Até o momento, 22 empresas apresentaram através de um concurso público propostas para vender cannabis em farmácias
MAGDALENA MARTÍNEZ Montevidéu 3 SEP 2014 - 21:09 BRT
Os cultivadores de maconha do Uruguai comparecem há dias em um lento gotejo às agências dos Correios para legalizar sua situação. Até sexta-feira passada, eram 54 os inscritos no arquivo eletrônico previsto pelo Governo. Ao mesmo tempo, as empresas que pretendem cultivar a erva em grande escala apresentam suas propostas. Até a data, 22 empresas se apresentaram ao concurso público – oito uruguaias, dez estrangeiras e quatro de capital misto –. Serão selecionadas até cinco, que terão licença por cinco anos (renovável) e terão de produzir mais de uma tonelada de maconha por ano.

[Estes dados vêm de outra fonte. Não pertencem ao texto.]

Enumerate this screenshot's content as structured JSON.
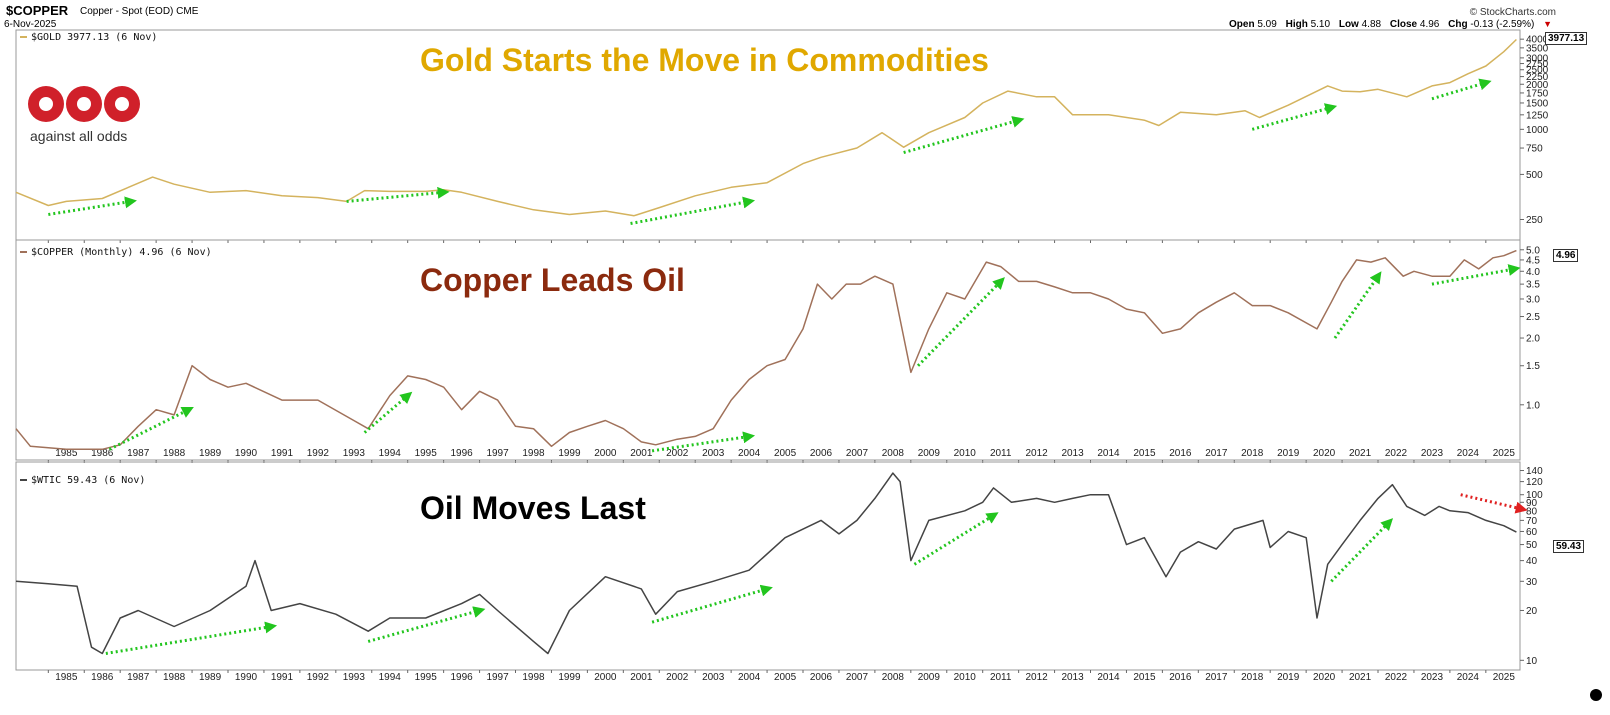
{
  "header": {
    "symbol": "$COPPER",
    "name": "Copper - Spot (EOD)",
    "exchange": "CME",
    "date": "6-Nov-2025",
    "brand": "© StockCharts.com",
    "ohlc": {
      "open_label": "Open",
      "open": "5.09",
      "high_label": "High",
      "high": "5.10",
      "low_label": "Low",
      "low": "4.88",
      "close_label": "Close",
      "close": "4.96",
      "chg_label": "Chg",
      "chg": "-0.13 (-2.59%)"
    }
  },
  "logo": {
    "text": "against all odds",
    "color": "#d0202a"
  },
  "panels": [
    {
      "id": "gold",
      "legend": "$GOLD 3977.13 (6 Nov)",
      "annotation": "Gold Starts the Move in Commodities",
      "annotation_color": "#e0a800",
      "price_tag": "3977.13",
      "line_color": "#d4b35e",
      "yticks": [
        "4000",
        "3500",
        "3000",
        "2750",
        "2500",
        "2250",
        "2000",
        "1750",
        "1500",
        "1250",
        "1000",
        "750",
        "500",
        "250"
      ]
    },
    {
      "id": "copper",
      "legend": "$COPPER (Monthly) 4.96 (6 Nov)",
      "annotation": "Copper Leads Oil",
      "annotation_color": "#8b2a0e",
      "price_tag": "4.96",
      "line_color": "#a0715a",
      "yticks": [
        "5.0",
        "4.5",
        "4.0",
        "3.5",
        "3.0",
        "2.5",
        "2.0",
        "1.5",
        "1.0"
      ]
    },
    {
      "id": "oil",
      "legend": "$WTIC 59.43 (6 Nov)",
      "annotation": "Oil Moves Last",
      "annotation_color": "#000000",
      "price_tag": "59.43",
      "line_color": "#444444",
      "yticks": [
        "140",
        "120",
        "100",
        "90",
        "80",
        "70",
        "60",
        "50",
        "40",
        "30",
        "20",
        "10"
      ]
    }
  ],
  "x_labels": [
    "1985",
    "1986",
    "1987",
    "1988",
    "1989",
    "1990",
    "1991",
    "1992",
    "1993",
    "1994",
    "1995",
    "1996",
    "1997",
    "1998",
    "1999",
    "2000",
    "2001",
    "2002",
    "2003",
    "2004",
    "2005",
    "2006",
    "2007",
    "2008",
    "2009",
    "2010",
    "2011",
    "2012",
    "2013",
    "2014",
    "2015",
    "2016",
    "2017",
    "2018",
    "2019",
    "2020",
    "2021",
    "2022",
    "2023",
    "2024",
    "2025"
  ],
  "chart_data": [
    {
      "type": "line",
      "title": "$GOLD",
      "log_scale": true,
      "ylim": [
        200,
        4200
      ],
      "series": [
        {
          "name": "$GOLD",
          "x": [
            1984.1,
            1985.0,
            1985.5,
            1986.5,
            1987.9,
            1988.5,
            1989.5,
            1990.5,
            1991.5,
            1992.5,
            1993.3,
            1993.8,
            1994.5,
            1995.5,
            1996.0,
            1996.5,
            1997.5,
            1998.5,
            1999.5,
            2000.5,
            2001.3,
            2002.0,
            2003.0,
            2004.0,
            2005.0,
            2006.0,
            2006.5,
            2007.5,
            2008.2,
            2008.8,
            2009.5,
            2010.5,
            2011.0,
            2011.7,
            2012.5,
            2013.0,
            2013.5,
            2014.5,
            2015.5,
            2015.9,
            2016.5,
            2017.5,
            2018.3,
            2018.7,
            2019.5,
            2020.6,
            2021.0,
            2021.5,
            2022.0,
            2022.8,
            2023.5,
            2024.0,
            2024.5,
            2025.0,
            2025.5,
            2025.85
          ],
          "values": [
            380,
            310,
            330,
            345,
            480,
            430,
            380,
            390,
            360,
            350,
            330,
            390,
            385,
            385,
            395,
            380,
            330,
            290,
            270,
            285,
            265,
            300,
            360,
            410,
            440,
            590,
            650,
            750,
            950,
            760,
            950,
            1200,
            1500,
            1800,
            1650,
            1650,
            1250,
            1250,
            1150,
            1060,
            1300,
            1250,
            1330,
            1200,
            1450,
            1950,
            1800,
            1780,
            1850,
            1650,
            1950,
            2050,
            2350,
            2650,
            3300,
            3977
          ]
        }
      ]
    },
    {
      "type": "line",
      "title": "$COPPER (Monthly)",
      "log_scale": true,
      "ylim": [
        0.6,
        5.2
      ],
      "series": [
        {
          "name": "$COPPER (Monthly)",
          "x": [
            1984.1,
            1984.5,
            1985.5,
            1986.5,
            1987.0,
            1987.5,
            1988.0,
            1988.5,
            1989.0,
            1989.5,
            1990.0,
            1990.5,
            1991.5,
            1992.5,
            1993.5,
            1993.9,
            1994.5,
            1995.0,
            1995.5,
            1996.0,
            1996.5,
            1997.0,
            1997.5,
            1998.0,
            1998.5,
            1999.0,
            1999.5,
            2000.0,
            2000.5,
            2001.0,
            2001.5,
            2001.9,
            2002.5,
            2003.0,
            2003.5,
            2004.0,
            2004.5,
            2005.0,
            2005.5,
            2006.0,
            2006.4,
            2006.8,
            2007.2,
            2007.6,
            2008.0,
            2008.5,
            2009.0,
            2009.5,
            2010.0,
            2010.5,
            2011.1,
            2011.5,
            2012.0,
            2012.5,
            2013.0,
            2013.5,
            2014.0,
            2014.5,
            2015.0,
            2015.5,
            2016.0,
            2016.5,
            2017.0,
            2017.5,
            2018.0,
            2018.5,
            2019.0,
            2019.5,
            2020.3,
            2020.7,
            2021.0,
            2021.4,
            2021.8,
            2022.2,
            2022.7,
            2023.0,
            2023.5,
            2024.0,
            2024.4,
            2024.8,
            2025.2,
            2025.5,
            2025.85
          ],
          "values": [
            0.78,
            0.65,
            0.63,
            0.63,
            0.66,
            0.8,
            0.95,
            0.9,
            1.5,
            1.3,
            1.2,
            1.25,
            1.05,
            1.05,
            0.85,
            0.78,
            1.1,
            1.35,
            1.3,
            1.2,
            0.95,
            1.15,
            1.05,
            0.8,
            0.78,
            0.65,
            0.75,
            0.8,
            0.85,
            0.78,
            0.68,
            0.66,
            0.7,
            0.72,
            0.78,
            1.05,
            1.3,
            1.5,
            1.6,
            2.2,
            3.5,
            3.0,
            3.5,
            3.5,
            3.8,
            3.5,
            1.4,
            2.2,
            3.2,
            3.0,
            4.4,
            4.2,
            3.6,
            3.6,
            3.4,
            3.2,
            3.2,
            3.0,
            2.7,
            2.6,
            2.1,
            2.2,
            2.6,
            2.9,
            3.2,
            2.8,
            2.8,
            2.6,
            2.2,
            2.9,
            3.6,
            4.5,
            4.4,
            4.6,
            3.8,
            4.0,
            3.8,
            3.8,
            4.5,
            4.1,
            4.6,
            4.7,
            4.96
          ]
        }
      ]
    },
    {
      "type": "line",
      "title": "$WTIC",
      "log_scale": true,
      "ylim": [
        9.5,
        145
      ],
      "series": [
        {
          "name": "$WTIC",
          "x": [
            1984.1,
            1985.0,
            1985.8,
            1986.2,
            1986.5,
            1987.0,
            1987.5,
            1988.5,
            1989.5,
            1990.5,
            1990.75,
            1991.2,
            1992.0,
            1993.0,
            1993.9,
            1994.5,
            1995.5,
            1996.5,
            1997.0,
            1997.5,
            1998.5,
            1998.9,
            1999.5,
            2000.5,
            2001.5,
            2001.9,
            2002.5,
            2003.5,
            2004.5,
            2005.5,
            2006.5,
            2007.0,
            2007.5,
            2008.0,
            2008.5,
            2008.7,
            2009.0,
            2009.5,
            2010.5,
            2011.0,
            2011.3,
            2011.8,
            2012.5,
            2013.0,
            2013.5,
            2014.0,
            2014.5,
            2015.0,
            2015.5,
            2016.1,
            2016.5,
            2017.0,
            2017.5,
            2018.0,
            2018.8,
            2019.0,
            2019.5,
            2020.0,
            2020.3,
            2020.6,
            2021.0,
            2021.5,
            2022.0,
            2022.4,
            2022.8,
            2023.3,
            2023.7,
            2024.0,
            2024.5,
            2025.0,
            2025.5,
            2025.85
          ],
          "values": [
            30,
            29,
            28,
            12,
            11,
            18,
            20,
            16,
            20,
            28,
            40,
            20,
            22,
            19,
            15,
            18,
            18,
            22,
            25,
            20,
            13,
            11,
            20,
            32,
            27,
            19,
            26,
            30,
            35,
            55,
            70,
            58,
            70,
            95,
            135,
            120,
            40,
            70,
            80,
            90,
            110,
            90,
            95,
            90,
            95,
            100,
            100,
            50,
            55,
            32,
            45,
            52,
            47,
            62,
            70,
            48,
            60,
            55,
            18,
            38,
            50,
            70,
            95,
            115,
            85,
            75,
            85,
            80,
            78,
            70,
            65,
            59.43
          ]
        }
      ]
    }
  ]
}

O autocultivo é um dos pilares da lei, que prevê também a autorização à criação de clubes de maconha, e tem como ponto mais inovador a venda controlada da substância nas farmácias, que poderia começar a valer em princípios de 2015. Nessa data, espera-se uma forte afluência ao cadastramento, já que o autocultivo é limitado aos consumidores com certa dedicação e espaço para as plantas.
Os cultivadores cadastrados poderão ter até seis plantas de cannabis em casa e deverão renovar a licença a cada três anos. A empregada de uma agência dos Correios do bairro de Pocitos, em Montevidéu, calcula que seis pessoas fazem o trâmite por dia. Os requisitos são apresentar um documento de identidade e uma conta que indique o lugar de residência do solicitante. Essa trabalhadora se diz surpresa pelo “fácil e natural que está sendo” o processo. “O mais curioso é que a maioria dos que vêm tem mais de 60 anos”, acrescenta.
Não há estatísticas sobre a idade dos autocultivadores, um mundo clandestino que inclui várias gerações. Mas a Federação Nacional dos Cannabicultores do Uruguai confirma que os primeiros a aproveitar a mudança legislativa estão sendo os consumidores de sempre, aqueles que têm plantas há anos, estiveram sempre à mercê de uma denúncia de sua atividade ilícita e inclusive conheceram a prisão.
A maioria dos que querem cultivar maconha tem mais de 60 anos
Uma funcionária de agência dos Correios de Montevidéu
O modelo de negócio das empresas que pretendem produzir cannabis é inovador em escala mundial. O Governo avalia o investimento inicial em mais de um milhão de dólares (cerca de 2,2 milhões de reais). O retorno dependerá do preço de venda que as autoridades determinarem. “Nosso grupo é composto por empresários uruguaios vinculados ao agronegócio, que têm conhecimentos de cultivos protegidos (em estufa), com 40 anos de experiência como floricultores”, afirma Rafael Rünnitz, que trabalha em uma das empresas que se apresentaram à licitação, e que pede não mencionar o nome da companhia.
A empresa trabalha com vários cenários de rentabilidade. Se o Governo fixar o grama de maconha a 0,6 centavos de dólar, seria possível recuperar o investimento em um prazo de 10 a 14 meses, afirma Rünnitz. O objetivo das autoridades é manter os preços abaixo do que é cobrado no mercado negro.
Uma das preocupações do setor é a segurança. Existe temor de ataques por parte do narcotráfico, de modo que algumas propostas incluem o transporte da maconha em caminhões blindados como os que levam o dinheiro dos bancos.
De forma alguma é um ‘não tô nem aí’. Melhor que esconder a realidade é tratar de conduzi-laJosé Mujica em plena campanha eleitoral
O investimento de outra das empresas uruguaias que pretendem cultivar a cannabis supera amplamente o milhão de dólares, e não prevê lucros antes dos cinco anos, indica seu coordenador, Gastón Rodríguez. Enquanto algumas empresas projetam várias colheitas anuais, o seu “é um modelo de negócio de produção contínua”, que consiste em “um ciclo permanente de trabalho e colheita, acumulando maconha para poder entregar a cada 15 dias, como exigem as autoridades”, afirma. “Está em jogo toda a indústria que pode estar por trás da planta em nível mundial. Se isso fracassar no Uruguai, dificilmente se repetirá em outros países”, opina Rodríguez.
A implementação da lei avança passo a passo e sem contratempos, em um país onde 65% da população é contra a legalização da maconha, segundo uma pesquisa de opinião realizada em julho. Em plena campanha eleitoral, o presidente José Mujica advertiu que a medida “de forma alguma é um ‘não tô nem aí’”, e que “melhor que esconder a realidade é tratar de conduzi-la e capturar a tempo os efeitos mais nocivos que ela tem. Espero que algum dia o país possa compreender isso”.